Nemo is a floppy little demon. He doesn't like having his belly rubbed, and when he doesn't like something, he bites. He doesn't mind being picked up as long as his belly isn't facing up, but i do it anyway and he quickly forgets his tantrum when I poke his tail in his face and he happily chews and licks it XD


----------



## marie73 (Jul 12, 2006)

Very cute!


----------



## MowMow (Nov 6, 2010)

LOL. I love him chillin' in the car. That's awesome.


----------



## verulin (Jan 18, 2011)

XD that's because of the sun patch. I swear, other than catnip, the sun is a kitty drug


----------



## Jan Rebecca (Oct 14, 2010)

I love the one with all three on the ladder - too cute! They are all beautiful cats.


----------



## OctoberinMaine (Sep 12, 2006)

Great pictures! They look very happy on that ladder.


----------



## Susan (Mar 29, 2010)

They're lovely. I too like the ladder pictures. Congratulations on finding a new forever home for your foster!


----------



## verulin (Jan 18, 2011)

Susan said:


> They're lovely. I too like the ladder pictures. Congratulations on finding a new forever home for your foster!
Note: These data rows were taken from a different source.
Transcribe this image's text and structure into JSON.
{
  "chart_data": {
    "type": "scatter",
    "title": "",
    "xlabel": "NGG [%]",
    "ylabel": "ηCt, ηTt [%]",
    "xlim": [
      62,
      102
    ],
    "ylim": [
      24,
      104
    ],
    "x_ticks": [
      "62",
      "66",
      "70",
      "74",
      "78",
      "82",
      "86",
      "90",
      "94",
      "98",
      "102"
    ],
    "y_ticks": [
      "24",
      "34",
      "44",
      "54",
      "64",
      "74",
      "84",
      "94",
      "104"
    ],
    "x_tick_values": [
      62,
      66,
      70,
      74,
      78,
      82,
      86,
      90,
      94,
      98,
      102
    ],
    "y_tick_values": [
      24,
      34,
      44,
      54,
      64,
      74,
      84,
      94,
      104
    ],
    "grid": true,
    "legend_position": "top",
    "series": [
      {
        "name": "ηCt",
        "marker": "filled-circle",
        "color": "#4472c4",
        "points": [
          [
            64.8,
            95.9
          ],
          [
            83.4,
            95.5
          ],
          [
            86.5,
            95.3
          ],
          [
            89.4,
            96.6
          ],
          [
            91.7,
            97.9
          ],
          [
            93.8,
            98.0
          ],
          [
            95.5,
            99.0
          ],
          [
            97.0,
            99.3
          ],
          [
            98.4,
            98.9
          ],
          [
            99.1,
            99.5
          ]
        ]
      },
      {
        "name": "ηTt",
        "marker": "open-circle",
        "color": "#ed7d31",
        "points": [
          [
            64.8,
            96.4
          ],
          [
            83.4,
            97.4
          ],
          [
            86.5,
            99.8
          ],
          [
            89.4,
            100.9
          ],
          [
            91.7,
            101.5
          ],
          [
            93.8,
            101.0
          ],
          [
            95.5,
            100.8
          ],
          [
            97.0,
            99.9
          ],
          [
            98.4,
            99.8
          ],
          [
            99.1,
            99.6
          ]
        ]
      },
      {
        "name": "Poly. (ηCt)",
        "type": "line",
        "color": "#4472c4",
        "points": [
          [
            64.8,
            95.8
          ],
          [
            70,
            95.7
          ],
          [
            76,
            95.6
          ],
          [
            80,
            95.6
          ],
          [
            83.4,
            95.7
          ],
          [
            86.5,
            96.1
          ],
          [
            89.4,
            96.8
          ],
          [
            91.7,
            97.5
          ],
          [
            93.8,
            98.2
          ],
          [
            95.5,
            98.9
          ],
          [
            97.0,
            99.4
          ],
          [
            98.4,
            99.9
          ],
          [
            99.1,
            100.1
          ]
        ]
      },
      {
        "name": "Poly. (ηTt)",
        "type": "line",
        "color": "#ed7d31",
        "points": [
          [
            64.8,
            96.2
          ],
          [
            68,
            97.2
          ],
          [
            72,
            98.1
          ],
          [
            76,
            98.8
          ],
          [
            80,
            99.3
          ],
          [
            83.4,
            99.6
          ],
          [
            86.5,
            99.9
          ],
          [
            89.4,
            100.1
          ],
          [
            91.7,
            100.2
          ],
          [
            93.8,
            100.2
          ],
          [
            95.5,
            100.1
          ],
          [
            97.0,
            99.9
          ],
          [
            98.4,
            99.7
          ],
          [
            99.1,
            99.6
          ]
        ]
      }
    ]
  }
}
thanks  this kitten's and a previous foster kitten's adopters were willing to drive all the way from their state/town just to pick them up. Seriously, I'm amazed by them.


----------



## Time Bandit (Aug 17, 2010)

Such pretty kitties you have! Nemo looks like a little mischief maker. And I could cuddle Tiger up, he looks so soft and sweet.


----------



## Greenport ferals (Oct 30, 2010)

I love Tiger. And look at those ears on Nemo.
Pretty cats.


----------



## kittywitty (Jun 19, 2010)

Awww they are all so cute and precious!


----------



## verulin (Jan 18, 2011)

here's another shot of both of them









and this is Nemo reeeaaaallyyy chilling out


----------



## love.my.cats (Jan 29, 2009)

Awww. I love the ladder pic, and the last one you just posted of them snuggling.


----------



## verulin (Jan 18, 2011)

Tiger always becomes Nemo's pillow, and Nemo becomes Tiger's blanket XD


----------



## Susan (Mar 29, 2010)

verulin said:


> thanks  this kitten's and a previous foster kitten's adopters were willing to drive all the way from their state/town just to pick them up. Seriously, I'm amazed by them.


That's great. When someone goes to that much trouble, you can take some comfort that the kitten is going to a good home.

I like your additional pictures, especially the snuggly one!


----------



## kittywitty (Jun 19, 2010)

verulin said:


> here's another shot of both of them
> 
> 
> 
> ...


Tooooo Cute, I love the way they snuggle together!!! I wish my two kitties would do that.:kittyturn


----------



## verulin (Jan 18, 2011)

since everyone seems to really like the snuggle pics, I went digging and found moar!


























and I just took this last night. It's one of those rare moments when Nemo becomes the pillow XD


----------